The meetings come in an election year in which the Obama administration has intensified its Jewish outreach. Obama spoke to the Union for Reform Judaism’s biennial in December, and then to the American Israel Public Affairs Committee in March. Vice President Joe Biden addressed the Conservative movement’s Rabbinical Assembly in May, and later the same month hosted a briefing day for about 70 leaders convened by the Conference of Presidents of Major American Jewish Organizations.

The last two meetings have come in the form of informal “drop-bys” on meetings that various Jewish umbrella groups routinely convened with Jack Lew, Obama’s Jewish chief of staff. White House meetings have been commonplace for decades, and generally take place once or twice a year with the presidential adviser designated as the senior outreach official for Jewish groups.

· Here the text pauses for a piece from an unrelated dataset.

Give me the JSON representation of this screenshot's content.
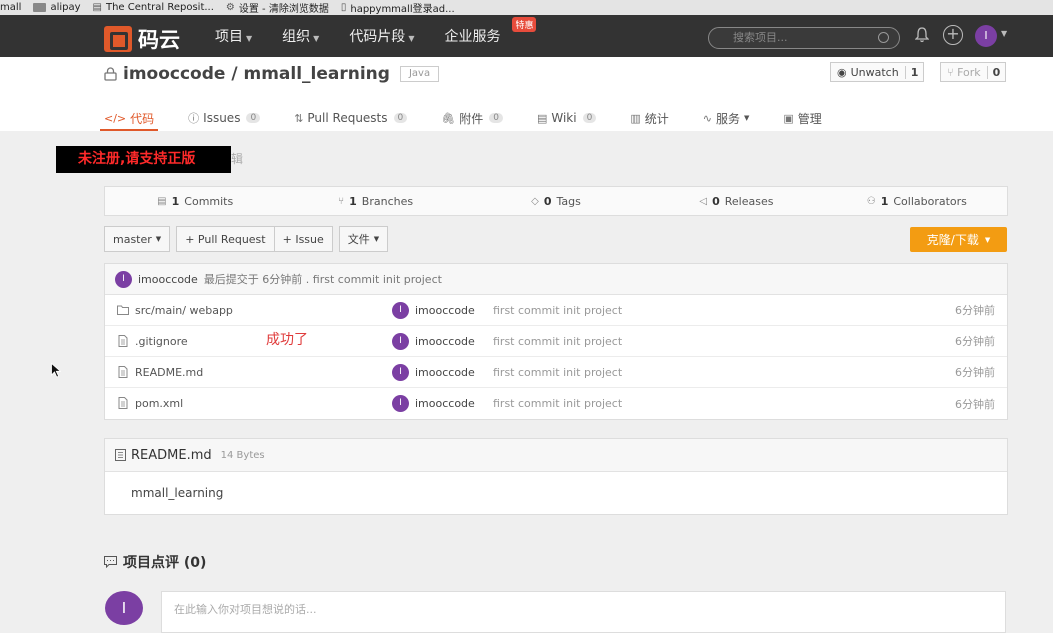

Obama’s outreach, particularly last week to the Orthodox leaders – whose constituency increasingly tends to favor Republicans – fits in with a strategy that senior Democratic officials have in the past described as tamping down pockets of hostility as much as it is about cultivating the party’s natural base in the Jewish community.

The meeting last week was friendly, in depth and constructive, participants on all sides said. An OU official asked Obama what lessons he had learned about promoting Israeli-Palestinian peace, considering his perceived even-handedness.

Participants said that Obama responded by rejecting the notion he was even-handed in his attempts to revive Israeli-Palestinian peace talks. Insisting that the U.S. posture was pro-Israel, he pointed to his calls for making Israel’s security needs paramount in any final-status deal.

He said his calls to freeze settlement expansion reflected the position of his four predecessors, and blamed differences with Israel in part on the quirk of history of a centrist U.S. government and a right-wing Israeli government coexisting. Obama said Israeli Prime Minister Benjamin Netanyahu wanted to act without restraints, but that he understood him – most leaders want to act without restraints.

Another OU official reiterated the group’s unhappiness with Obama’s decision to require contraceptive coverage for employees at religious institutions not directly involved in religious activity, like hospitals or orphanages.

Obama said he was proud of his administration’s record of defending religious liberty, but that the contraceptive coverage case presented him with a dilemma: How to protect the right of millions of women working at religiously run institutions. He defended his solution, exempting purely religious establishments like churches and providing the contraceptive coverage through third-party insurance companies, instead of the religiously run institution. He said the solution allowed religious individuals who objected to contraceptive coverage not to participate, but simply to passively tolerate others receiving the coverage.

Asked about assistance for students in parochial schools, Obama said he was open to expanding federal assistance to such schools.

Participants included much of the OU’s leadership; Richard Joel, the president of Yeshiva University; Rabbi Levi Shemtov, director of American Friends of Lubavitch; Rabbi Shmuel Goldin, president of the Rabbinical Council of America; and Solomon Werdiger, a member of Agudath Israel of America’s board of trustees.